Folkskonde was up first, probably my favorite act in town now that Ted Stryker's Drinking Problem has met its untimely demise. This group of six (three guitarists, a keyboardist, a drummer, and a bassist-­ and they switch instruments with dizzying regularity) has been playing around town since I first saw them at the end of last summer.

My oh my, have they gotten good. Performing– and a practice regimen of "playing the same songs over and over," in the words of guitarist Adam Smith– have made the group quite the young demons on the local rock circuit. Featuring songs like "Answering Machine," with its pop piano intro to ending rock opera crescendo, and "Clay Clay," with a disco-beat chorus and Steve Miller type break-to-guitar solo, the group has a set of moving-and-shaking tunes that go on and on.

Saturday was the first time I've seen Bucks and Gallants, a part punk/part modern New York sounding entourage, but I was pretty blown away. I don't know where these gentlemen have been hiding, but I wish they'd come out and play more often.
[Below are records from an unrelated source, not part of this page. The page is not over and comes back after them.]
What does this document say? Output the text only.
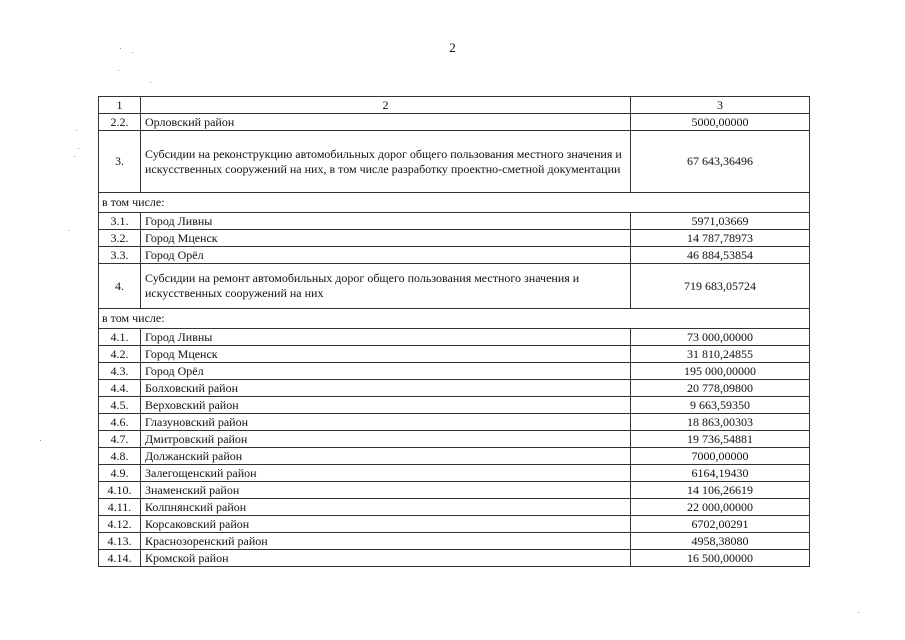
2
1	2	3
2.2.	Орловский район	5000,00000
3.	Субсидии на реконструкцию автомобильных дорог общего пользования местного значения и искусственных сооружений на них, в том числе разработку проектно-сметной документации	67 643,36496
в том числе:		
3.1.	Город Ливны	5971,03669
3.2.	Город Мценск	14 787,78973
3.3.	Город Орёл	46 884,53854
4.	Субсидии на ремонт автомобильных дорог общего пользования местного значения и искусственных сооружений на них	719 683,05724
в том числе:		
4.1.	Город Ливны	73 000,00000
4.2.	Город Мценск	31 810,24855
4.3.	Город Орёл	195 000,00000
4.4.	Болховский район	20 778,09800
4.5.	Верховский район	9 663,59350
4.6.	Глазуновский район	18 863,00303
4.7.	Дмитровский район	19 736,54881
4.8.	Должанский район	7000,00000
4.9.	Залегощенский район	6164,19430
4.10.	Знаменский район	14 106,26619
4.11.	Колпнянский район	22 000,00000
4.12.	Корсаковский район	6702,00291
4.13.	Краснозоренский район	4958,38080
4.14.	Кромской район	16 500,00000
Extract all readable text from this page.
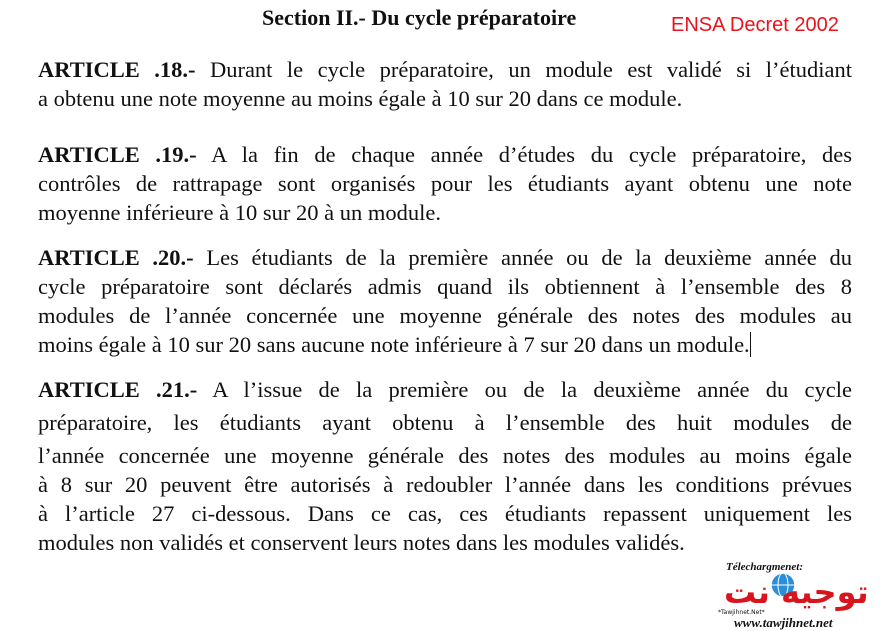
Section II.- Du cycle préparatoire	ENSA Decret 2002
ARTICLE .18.- Durant le cycle préparatoire, un module est validé si l’étudiant
a obtenu une note moyenne au moins égale à 10 sur 20 dans ce module.
ARTICLE .19.- A la fin de chaque année d’études du cycle préparatoire, des
contrôles de rattrapage sont organisés pour les étudiants ayant obtenu une note
moyenne inférieure à 10 sur 20 à un module.
ARTICLE .20.- Les étudiants de la première année ou de la deuxième année du
cycle préparatoire sont déclarés admis quand ils obtiennent à l’ensemble des 8
modules de l’année concernée une moyenne générale des notes des modules au
moins égale à 10 sur 20 sans aucune note inférieure à 7 sur 20 dans un module.
ARTICLE .21.- A l’issue de la première ou de la deuxième année du cycle
préparatoire, les étudiants ayant obtenu à l’ensemble des huit modules de
l’année concernée une moyenne générale des notes des modules au moins égale
à 8 sur 20 peuvent être autorisés à redoubler l’année dans les conditions prévues
à l’article 27 ci-dessous. Dans ce cas, ces étudiants repassent uniquement les
modules non validés et conservent leurs notes dans les modules validés.
Télechargmenet:
توجيه نت
*Tawjihnet.Net*
www.tawjihnet.net
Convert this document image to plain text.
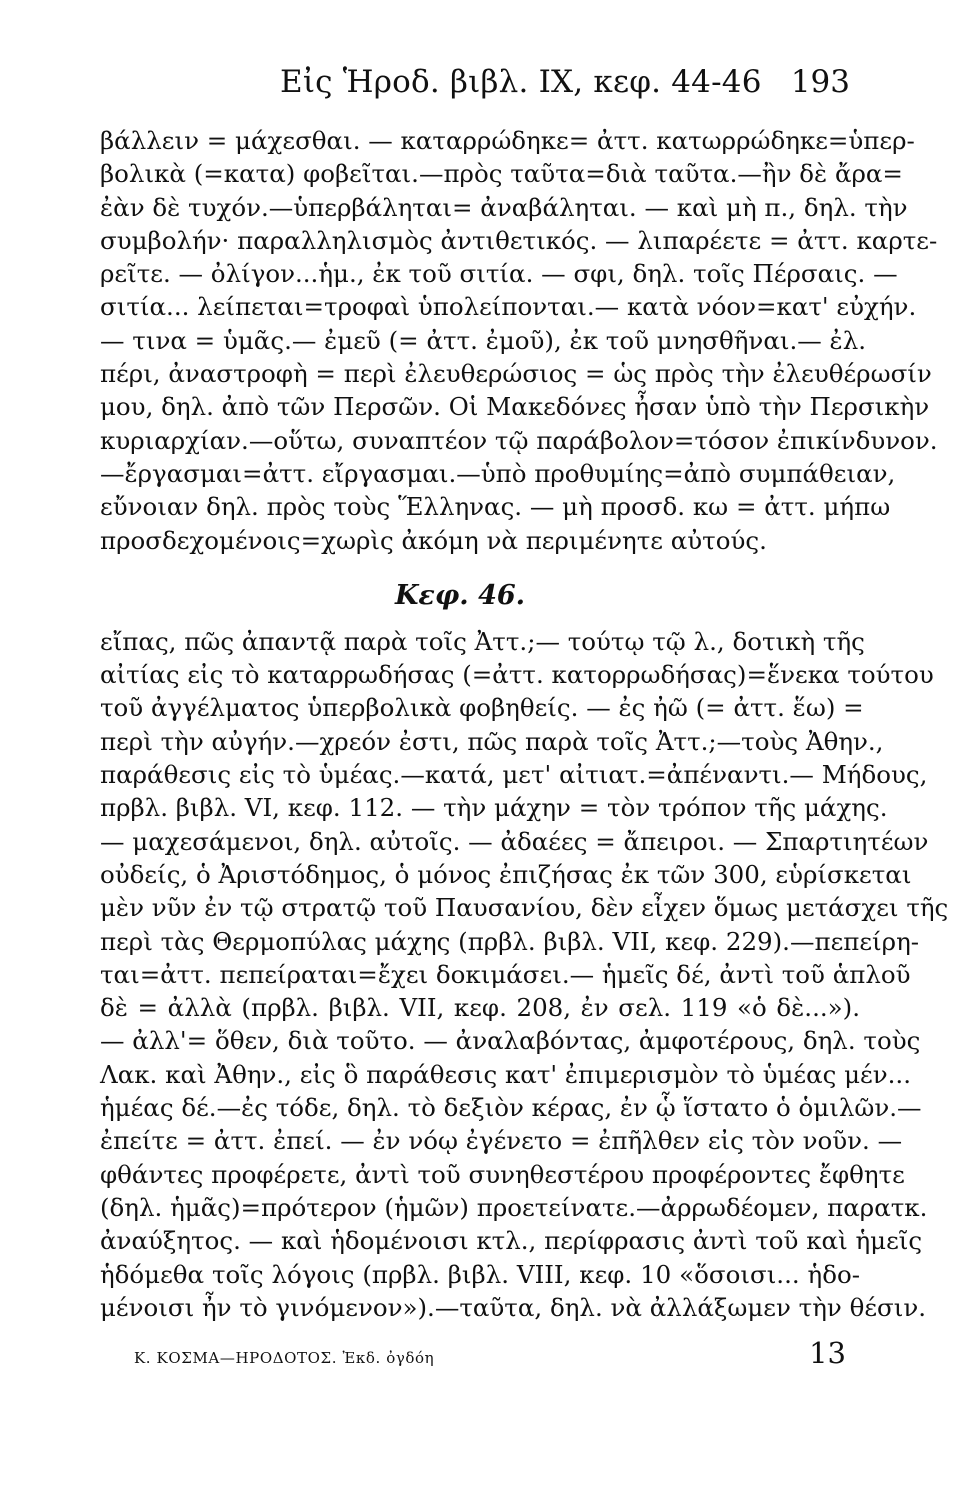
Εἰς Ἡροδ. βιβλ. IX, κεφ. 44-46 193
βάλλειν = μάχεσθαι. — καταρρώδηκε= ἀττ. κατωρρώδηκε=ὑπερ-
βολικὰ (=κατα) φοβεῖται.—πρὸς ταῦτα=διὰ ταῦτα.—ἢν δὲ ἄρα=
ἐὰν δὲ τυχόν.—ὑπερβάληται= ἀναβάληται. — καὶ μὴ π., δηλ. τὴν
συμβολήν· παραλληλισμὸς ἀντιθετικός. — λιπαρέετε = ἀττ. καρτε-
ρεῖτε. — ὀλίγον...ἡμ., ἐκ τοῦ σιτία. — σφι, δηλ. τοῖς Πέρσαις. —
σιτία... λείπεται=τροφαὶ ὑπολείπονται.— κατὰ νόον=κατ' εὐχήν.
— τινα = ὑμᾶς.— ἐμεῦ (= ἀττ. ἐμοῦ), ἐκ τοῦ μνησθῆναι.— ἐλ.
πέρι, ἀναστροφὴ = περὶ ἐλευθερώσιος = ὡς πρὸς τὴν ἐλευθέρωσίν
μου, δηλ. ἀπὸ τῶν Περσῶν. Οἱ Μακεδόνες ἦσαν ὑπὸ τὴν Περσικὴν
κυριαρχίαν.—οὕτω, συναπτέον τῷ παράβολον=τόσον ἐπικίνδυνον.
—ἔργασμαι=ἀττ. εἴργασμαι.—ὑπὸ προθυμίης=ἀπὸ συμπάθειαν,
εὔνοιαν δηλ. πρὸς τοὺς Ἕλληνας. — μὴ προσδ. κω = ἀττ. μήπω
προσδεχομένοις=χωρὶς ἀκόμη νὰ περιμένητε αὐτούς.
Κεφ. 46.
εἴπας, πῶς ἀπαντᾷ παρὰ τοῖς Ἀττ.;— τούτῳ τῷ λ., δοτικὴ τῆς
αἰτίας εἰς τὸ καταρρωδήσας (=ἀττ. κατορρωδήσας)=ἕνεκα τούτου
τοῦ ἀγγέλματος ὑπερβολικὰ φοβηθείς. — ἐς ἠῶ (= ἀττ. ἕω) =
περὶ τὴν αὐγήν.—χρεόν ἐστι, πῶς παρὰ τοῖς Ἀττ.;—τοὺς Ἀθην.,
παράθεσις εἰς τὸ ὑμέας.—κατά, μετ' αἰτιατ.=ἀπέναντι.— Μήδους,
πρβλ. βιβλ. VI, κεφ. 112. — τὴν μάχην = τὸν τρόπον τῆς μάχης.
— μαχεσάμενοι, δηλ. αὐτοῖς. — ἀδαέες = ἄπειροι. — Σπαρτιητέων
οὐδείς, ὁ Ἀριστόδημος, ὁ μόνος ἐπιζήσας ἐκ τῶν 300, εὑρίσκεται
μὲν νῦν ἐν τῷ στρατῷ τοῦ Παυσανίου, δὲν εἶχεν ὅμως μετάσχει τῆς
περὶ τὰς Θερμοπύλας μάχης (πρβλ. βιβλ. VII, κεφ. 229).—πεπείρη-
ται=ἀττ. πεπείραται=ἔχει δοκιμάσει.— ἡμεῖς δέ, ἀντὶ τοῦ ἁπλοῦ
δὲ = ἀλλὰ (πρβλ. βιβλ. VII, κεφ. 208, ἐν σελ. 119 «ὁ δὲ...»).
— ἀλλ'= ὅθεν, διὰ τοῦτο. — ἀναλαβόντας, ἀμφοτέρους, δηλ. τοὺς
Λακ. καὶ Ἀθην., εἰς ὃ παράθεσις κατ' ἐπιμερισμὸν τὸ ὑμέας μέν...
ἡμέας δέ.—ἐς τόδε, δηλ. τὸ δεξιὸν κέρας, ἐν ᾧ ἵστατο ὁ ὁμιλῶν.—
ἐπείτε = ἀττ. ἐπεί. — ἐν νόῳ ἐγένετο = ἐπῆλθεν εἰς τὸν νοῦν. —
φθάντες προφέρετε, ἀντὶ τοῦ συνηθεστέρου προφέροντες ἔφθητε
(δηλ. ἡμᾶς)=πρότερον (ἡμῶν) προετείνατε.—ἀρρωδέομεν, παρατκ.
ἀναύξητος. — καὶ ἡδομένοισι κτλ., περίφρασις ἀντὶ τοῦ καὶ ἡμεῖς
ἡδόμεθα τοῖς λόγοις (πρβλ. βιβλ. VIII, κεφ. 10 «ὅσοισι... ἡδο-
μένοισι ἦν τὸ γινόμενον»).—ταῦτα, δηλ. νὰ ἀλλάξωμεν τὴν θέσιν.
Κ. ΚΟΣΜΑ—ΗΡΟΔΟΤΟΣ. Ἐκδ. ὀγδόη	13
Drums, guitar, keys, and a singer– who also played keyboards at certain times when the mood struck him– constituted the group's stage setup, allowing them to produce a sound that emphasized the drummer's talents for shifting between speeds and times. New Wave keyboard parts meshed with riffs that ended too soon, and the singing/screaming cowboy-shirt wearing singer just took each song's pace in stride.

Although I'm unsure of how much WTJU made from the show's bake sale table and donation pandering, I know Plan 9 made out like bandits– between sets, the store was packed with show-goers, browsing their time away.